The other diagnostic piece that needs to be asked of almost any patient who comes into treatment is: "What is your mood and behavior like when you're feeling really good?" To take that even further, the individual should be asked, "Does your mood ever become more intense or more elevated than what you normally experience when you're in a generally good mood." You'd be surprised how often that simple line of questioning is omitted.  After all, when someone comes in seeking help and everything he or she is talking about looks like, sounds like and feels like depression, it's easy to conclude that the individual should be treated for depression and possibly even be prescribed an antidepressant. 

Here's the rub: Antidepressants, when prescribed to someone who is genetically predisposed towards bipolarity, may indeed precipitate hypomanic or manic symptoms, thus bringing about the bipolar diagnosis. We can't ever know with certainty whether that individual would have manifested bipolar symptoms if antidepressants were not prescribed.  Had the right questions been asked up-front, the same individual may have been prescribed a mood stabilizer prior to the utilization of an antidepressant and his or her progression into hypomania or mania may have been averted.

The second complicated diagnostic issue involves attention deficit-hyperactivity disorder. This is a neurologic disorder which manifests through symptoms of attention and hyperactivity. With regard to attention we see behavior such as: poor attention to detail, frequent inattention or losing focus, difficulty following through with instructions relating to tasks, chores or homework, difficulty with organizing tasks and activities, frequently losing or misplacing things and consistent forgetfulness. In relation to hyperactivity we see: difficulties sitting still, tendencies to move around or be excessively active in situations where this is inappropriate, difficulty engaging in quiet leisure activities, excessive degree of physical activity - often acting "as if driven by a motor," and excessive talking.  There is a further variation on hyperactivity including impulsivity. This can entail: tendencies to blurt out answers to questions before they have been completely asked, difficulties awaiting one's turn and tendencies to interrupt or intrude on others. Impulsivity can also entail rapidly making choices that do not reflect good judgment.  Most of the preceding symptom descriptions reflect ADHD criteria from DSM-IV TR (American Psychiatric Association).

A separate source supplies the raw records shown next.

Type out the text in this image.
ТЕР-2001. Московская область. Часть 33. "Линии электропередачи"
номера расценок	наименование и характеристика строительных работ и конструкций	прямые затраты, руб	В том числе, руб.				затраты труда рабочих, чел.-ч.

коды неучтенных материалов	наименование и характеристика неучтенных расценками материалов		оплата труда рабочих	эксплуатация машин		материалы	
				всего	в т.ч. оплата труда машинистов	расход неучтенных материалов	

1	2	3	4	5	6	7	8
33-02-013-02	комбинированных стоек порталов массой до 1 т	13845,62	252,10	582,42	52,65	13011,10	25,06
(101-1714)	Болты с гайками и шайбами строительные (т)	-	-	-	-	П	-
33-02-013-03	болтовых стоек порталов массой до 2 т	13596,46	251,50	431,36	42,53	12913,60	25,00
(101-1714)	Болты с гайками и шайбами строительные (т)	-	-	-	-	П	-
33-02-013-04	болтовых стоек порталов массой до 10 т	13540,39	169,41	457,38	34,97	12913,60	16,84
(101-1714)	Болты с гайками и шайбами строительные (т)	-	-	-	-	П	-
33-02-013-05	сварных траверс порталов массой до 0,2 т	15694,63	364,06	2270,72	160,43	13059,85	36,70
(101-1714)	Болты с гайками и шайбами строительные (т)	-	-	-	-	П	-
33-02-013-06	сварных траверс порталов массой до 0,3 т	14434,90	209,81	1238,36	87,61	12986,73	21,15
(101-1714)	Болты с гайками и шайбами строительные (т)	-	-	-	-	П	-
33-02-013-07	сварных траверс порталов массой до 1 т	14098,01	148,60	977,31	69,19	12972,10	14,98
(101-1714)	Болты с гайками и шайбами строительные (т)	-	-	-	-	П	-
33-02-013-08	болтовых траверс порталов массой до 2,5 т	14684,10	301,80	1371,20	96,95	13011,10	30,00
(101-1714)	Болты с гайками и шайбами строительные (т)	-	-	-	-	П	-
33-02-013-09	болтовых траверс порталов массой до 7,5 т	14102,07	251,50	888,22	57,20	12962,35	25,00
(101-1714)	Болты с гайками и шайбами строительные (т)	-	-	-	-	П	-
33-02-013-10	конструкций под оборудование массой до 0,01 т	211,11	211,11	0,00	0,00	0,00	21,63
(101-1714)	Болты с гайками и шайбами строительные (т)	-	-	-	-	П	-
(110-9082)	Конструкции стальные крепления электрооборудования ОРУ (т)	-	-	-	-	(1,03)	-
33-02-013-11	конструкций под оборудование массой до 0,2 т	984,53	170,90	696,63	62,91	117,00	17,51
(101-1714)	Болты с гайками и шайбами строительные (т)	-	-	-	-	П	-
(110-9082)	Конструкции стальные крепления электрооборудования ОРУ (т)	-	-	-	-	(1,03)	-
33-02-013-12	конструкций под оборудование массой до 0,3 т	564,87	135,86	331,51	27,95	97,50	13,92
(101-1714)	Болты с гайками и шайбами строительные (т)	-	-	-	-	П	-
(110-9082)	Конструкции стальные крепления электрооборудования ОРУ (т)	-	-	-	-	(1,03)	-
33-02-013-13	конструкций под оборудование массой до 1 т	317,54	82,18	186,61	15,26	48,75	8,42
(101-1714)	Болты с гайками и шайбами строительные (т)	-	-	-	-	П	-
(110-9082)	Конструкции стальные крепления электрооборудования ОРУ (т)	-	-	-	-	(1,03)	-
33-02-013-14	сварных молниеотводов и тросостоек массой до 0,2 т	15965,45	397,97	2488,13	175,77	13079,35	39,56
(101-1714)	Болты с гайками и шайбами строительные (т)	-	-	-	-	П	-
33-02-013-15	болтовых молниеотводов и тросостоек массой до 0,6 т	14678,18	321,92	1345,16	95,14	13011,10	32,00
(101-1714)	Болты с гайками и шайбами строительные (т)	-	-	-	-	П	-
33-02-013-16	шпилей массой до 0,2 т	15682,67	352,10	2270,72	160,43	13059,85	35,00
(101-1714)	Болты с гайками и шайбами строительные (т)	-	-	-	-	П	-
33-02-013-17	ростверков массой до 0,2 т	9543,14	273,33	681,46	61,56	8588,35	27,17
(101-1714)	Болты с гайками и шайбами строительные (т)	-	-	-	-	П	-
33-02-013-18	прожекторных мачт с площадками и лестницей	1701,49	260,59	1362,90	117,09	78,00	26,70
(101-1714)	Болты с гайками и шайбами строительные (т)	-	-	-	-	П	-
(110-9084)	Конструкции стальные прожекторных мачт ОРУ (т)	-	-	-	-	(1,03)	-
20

What's complicated about the above symptom list is that many of the same ones can be present during a hypomanic or manic episode. An individual's physical energy can be so elevated that he or she can easily appear to be hyperactive. There is also such cognitive acceleration and mood intensity that an individual's memory, attention to detail, capacity to remain focused and ability to appropriately inhibit action are all impaired. So how do we distinguish these sets of symptoms that can look so similar to each other?

The first part of the answer involves an important caveat: the distinction does not readily apply to those who are diagnosed with childhood bipolar disorder as such can exert its influence just as early as does ADHD. The salient differences are that feelings of grandiosity, intense elation and/or intense anger, racing cognition and lessened need for sleep are more salient in childhood bipolar than they are in attention deficit-hyperactivity disorder. This doesn't mean there won't be any of these themes in the attention deficit-hyperactivity realm but the preceding symptom cluster will likely have a stronger presence in childhood bipolar disorder as opposed to attention deficit disorder

Now let's return to distinctions between attention deficit-hyperactivity disorder and bipolar disorder in adults. It's actually rather simple. The adult with bipolar disorder who did not have childhood bipolar disorder will have experienced a point of symptom onset sometime after mid to late adolescence. The implication here is that if I'm inquiring about symptom onset and the individual being assessed reports that none of his or her symptoms were present prior to some point in adolescence or early adulthood, then it's not likely that symptoms being discussed are reflective of ADHD.

A second key distinction is that many of the attention deficit-like symptoms that are typically present during elevated mood phases are absent during midrange mood and to a lesser extent, depressed mood, though sometimes depression does interfere with attention, concentration and memory so we can see what may appear as an overlap of ADHD and bipolar symptoms during depressed mood. The one obvious period of time when the attention-deficit-like symptoms are absent for the bipolar individual is during mid-range mood. This isn't the case for someone with attention deficit-hyperactivity disorder because their symptoms are part of their baseline functioning. They don't experience periods of time when their ADHD symptoms are absent. That's not to say there isn't some variability of symptom intensity, but the attention deficit individual won't have periods where attentional, focusing, organizational and impulse inhibitory functioning are perfectly normal. Keeping the above distinctions in mind, the tuned in diagnostician can usually tease out the differences between ADHD and bipolar disorder.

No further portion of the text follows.